By means of contour integration, evaluate $$ \int_0^\infty \frac{(\log_e(u))^2}{u^2+1} \, du \, . $$
When we apply Cauchy Residue theorem, we get $+i$ as a valid pole.
The residue for this pole is $\frac{(i(\pi)^2)}{8}$.
The final answer is $2(\pi)i *$ (sum of residues), which gives answer as $\frac{(-(\pi)^3)}{4}$.
Changing limits to $0$ to infinity, we get $\frac{(-(\pi)^3)}{8}$.
But the answer from other the regular integration is $\frac{(\pi^3)}{8}$.
Why am I getting an extra minus ($-$)?
As far as I can see, you've accurately calculated the integral
$$\int_{-\infty}^\infty{\frac{\log^2{u}}{u^2+1}du} = -\frac{\pi^3}{4}$$
I suspect the problem comes because you're assuming that
$$\int_{-\infty}^\infty{\frac{\log^2{u}}{u^2+1} du} = 2 \int_{0}^\infty{\frac{\log^2{u}}{u^2+1}du} $$
This is not true since, for positive $u$, $$\log(-u) = \log(u)+i\pi$$.
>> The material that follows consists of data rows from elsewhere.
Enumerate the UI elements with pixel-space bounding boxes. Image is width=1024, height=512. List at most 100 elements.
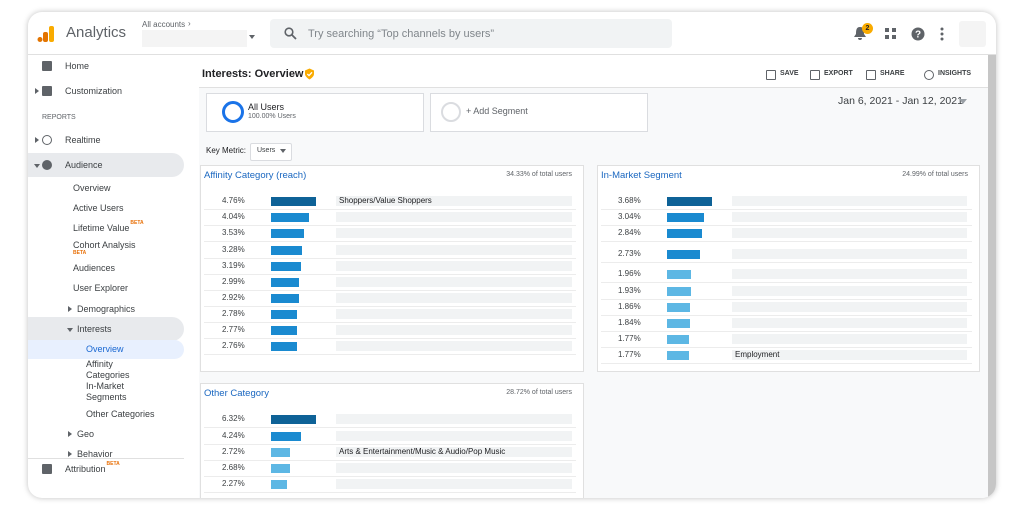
nav-badge: BETA xyxy=(130,220,144,226)
account-label[interactable]: All accounts xyxy=(142,20,186,29)
segment-ring xyxy=(222,101,244,123)
nav-item[interactable]: Overview xyxy=(73,183,111,193)
bar-track xyxy=(336,293,572,303)
dropdown-caret xyxy=(249,35,255,39)
action-icon xyxy=(866,70,876,80)
bar-track xyxy=(336,431,572,441)
nav-divider xyxy=(28,458,184,459)
nav-highlight xyxy=(28,153,184,177)
row-separator xyxy=(204,476,576,477)
panel-share: 28.72% of total users xyxy=(506,389,572,396)
bar xyxy=(667,250,701,259)
row-separator xyxy=(601,331,972,332)
row-percent: 1.84% xyxy=(618,318,641,327)
key-metric-dropdown[interactable] xyxy=(250,143,292,161)
row-name: Employment xyxy=(735,350,780,359)
more-icon[interactable] xyxy=(940,27,944,41)
nav-item[interactable]: Active Users xyxy=(73,203,124,213)
row-separator xyxy=(601,315,972,316)
action-button[interactable]: INSIGHTS xyxy=(938,70,972,77)
nav-item[interactable]: User Explorer xyxy=(73,283,129,293)
app-window: Analytics All accounts › Try searching “… xyxy=(28,12,996,498)
nav-item[interactable]: Affinity Categories xyxy=(86,359,130,380)
row-separator xyxy=(204,274,576,275)
report-title: Interests: Overview xyxy=(202,68,304,80)
nav-item[interactable]: Geo xyxy=(77,429,95,439)
nav-item[interactable]: Cohort Analysis xyxy=(73,240,136,250)
bar-track xyxy=(336,325,572,335)
bar xyxy=(271,342,298,351)
nav-item[interactable]: Audience xyxy=(65,160,103,170)
nav-expand-arrow xyxy=(68,431,72,437)
action-icon xyxy=(924,70,934,80)
nav-item[interactable]: Customization xyxy=(65,86,123,96)
bar-track xyxy=(336,447,572,457)
bar-track xyxy=(732,212,967,222)
bar xyxy=(271,229,305,238)
nav-expand-arrow xyxy=(68,451,72,457)
nav-item[interactable]: Realtime xyxy=(65,135,101,145)
bar xyxy=(271,294,299,303)
panel-share: 34.33% of total users xyxy=(506,171,572,178)
row-separator xyxy=(601,241,972,242)
scrollbar[interactable] xyxy=(988,55,996,498)
search-box[interactable] xyxy=(270,19,672,48)
bar xyxy=(667,319,690,328)
help-icon[interactable]: ? xyxy=(911,27,925,41)
nav-badge: BETA xyxy=(73,250,87,256)
bar xyxy=(667,303,690,312)
nav-expand-arrow xyxy=(35,88,39,94)
key-metric-caret xyxy=(280,149,286,153)
nav-collapse-arrow xyxy=(67,328,73,332)
date-range[interactable]: Jan 6, 2021 - Jan 12, 2021 xyxy=(838,95,963,107)
row-percent: 2.76% xyxy=(222,341,245,350)
nav-item[interactable]: Attribution xyxy=(65,464,106,474)
nav-item[interactable]: Interests xyxy=(77,324,112,334)
row-separator xyxy=(601,225,972,226)
avatar[interactable] xyxy=(959,21,986,47)
date-caret xyxy=(959,99,967,104)
nav-icon-attr xyxy=(42,464,52,474)
nav-item[interactable]: In-Market Segments xyxy=(86,381,127,402)
row-percent: 2.68% xyxy=(222,463,245,472)
bar-track xyxy=(732,302,967,312)
search-icon xyxy=(284,27,297,40)
row-separator xyxy=(204,306,576,307)
nav-badge: BETA xyxy=(106,461,120,467)
bar xyxy=(271,262,302,271)
bar-track xyxy=(732,196,967,206)
bar-track xyxy=(732,334,967,344)
account-selector[interactable] xyxy=(142,30,247,47)
nav-icon-home xyxy=(42,61,52,71)
row-percent: 4.24% xyxy=(222,431,245,440)
row-percent: 6.32% xyxy=(222,414,245,423)
bar xyxy=(271,246,302,255)
top-bar xyxy=(28,12,996,55)
action-button[interactable]: EXPORT xyxy=(824,70,853,77)
action-button[interactable]: SHARE xyxy=(880,70,905,77)
nav-item[interactable]: Audiences xyxy=(73,263,116,273)
nav-item[interactable]: Other Categories xyxy=(86,409,155,419)
row-separator xyxy=(601,347,972,348)
apps-icon[interactable] xyxy=(885,28,896,39)
nav-item[interactable]: Demographics xyxy=(77,304,136,314)
nav-selected xyxy=(28,340,184,359)
row-percent: 2.77% xyxy=(222,325,245,334)
action-button[interactable]: SAVE xyxy=(780,70,799,77)
add-segment-box[interactable] xyxy=(430,93,648,132)
row-separator xyxy=(601,209,972,210)
bar xyxy=(271,480,288,489)
bar-track xyxy=(336,463,572,473)
row-percent: 3.53% xyxy=(222,228,245,237)
row-separator xyxy=(601,262,972,263)
nav-item[interactable]: Behavior xyxy=(77,449,113,459)
row-name: Shoppers/Value Shoppers xyxy=(339,196,432,205)
nav-item[interactable]: Home xyxy=(65,61,90,71)
nav-item[interactable]: Overview xyxy=(86,344,124,354)
key-metric-label: Key Metric: xyxy=(206,146,247,155)
row-percent: 1.86% xyxy=(618,302,641,311)
nav-item: REPORTS xyxy=(42,114,76,121)
product-name: Analytics xyxy=(66,24,127,41)
row-separator xyxy=(204,258,576,259)
nav-item[interactable]: Lifetime Value xyxy=(73,223,130,233)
Using this, we can get the answer you need by realising that
$$\int_{-\infty}^\infty{\frac{\log^2{u}}{u^2+1}du} = \int_{0}^\infty{\frac{\log^2{u}}{u^2+1}du} + \int_{0}^\infty{\frac{(\log{u}+i\pi)^2}{u^2+1}du}$$
Expanding, this gives us $$2 \int_{0}^\infty{\frac{\log^2{u}}{u^2+1}du} - \pi^2 \int_0^\infty \frac{1}{u^2 + 1}du + 2 \pi i \int_0^\infty \frac{\log u}{u^2 + 1}du = -\frac{\pi^3}{4}$$
Clearly, the RHS is real, and so even without evaluating it you can be sure that the imaginary part of the LHS should integrate out to be zero (you could verify this if you want). Furthermore, the integral
$$\int_0^\infty \frac{1}{u^2 + 1}du = \frac{\pi}{2}$$
Thus, we have that
$$2 \int_{0}^\infty{\frac{\log^2{u}}{u^2+1}du} = \frac{\pi^3}{2} -\frac{\pi^3}{4} = \frac{\pi^3}{4}$$
Or in other words,
$$\int_{0}^\infty{\frac{\log^2{u}}{u^2+1}} = \frac{\pi^3}{8}$$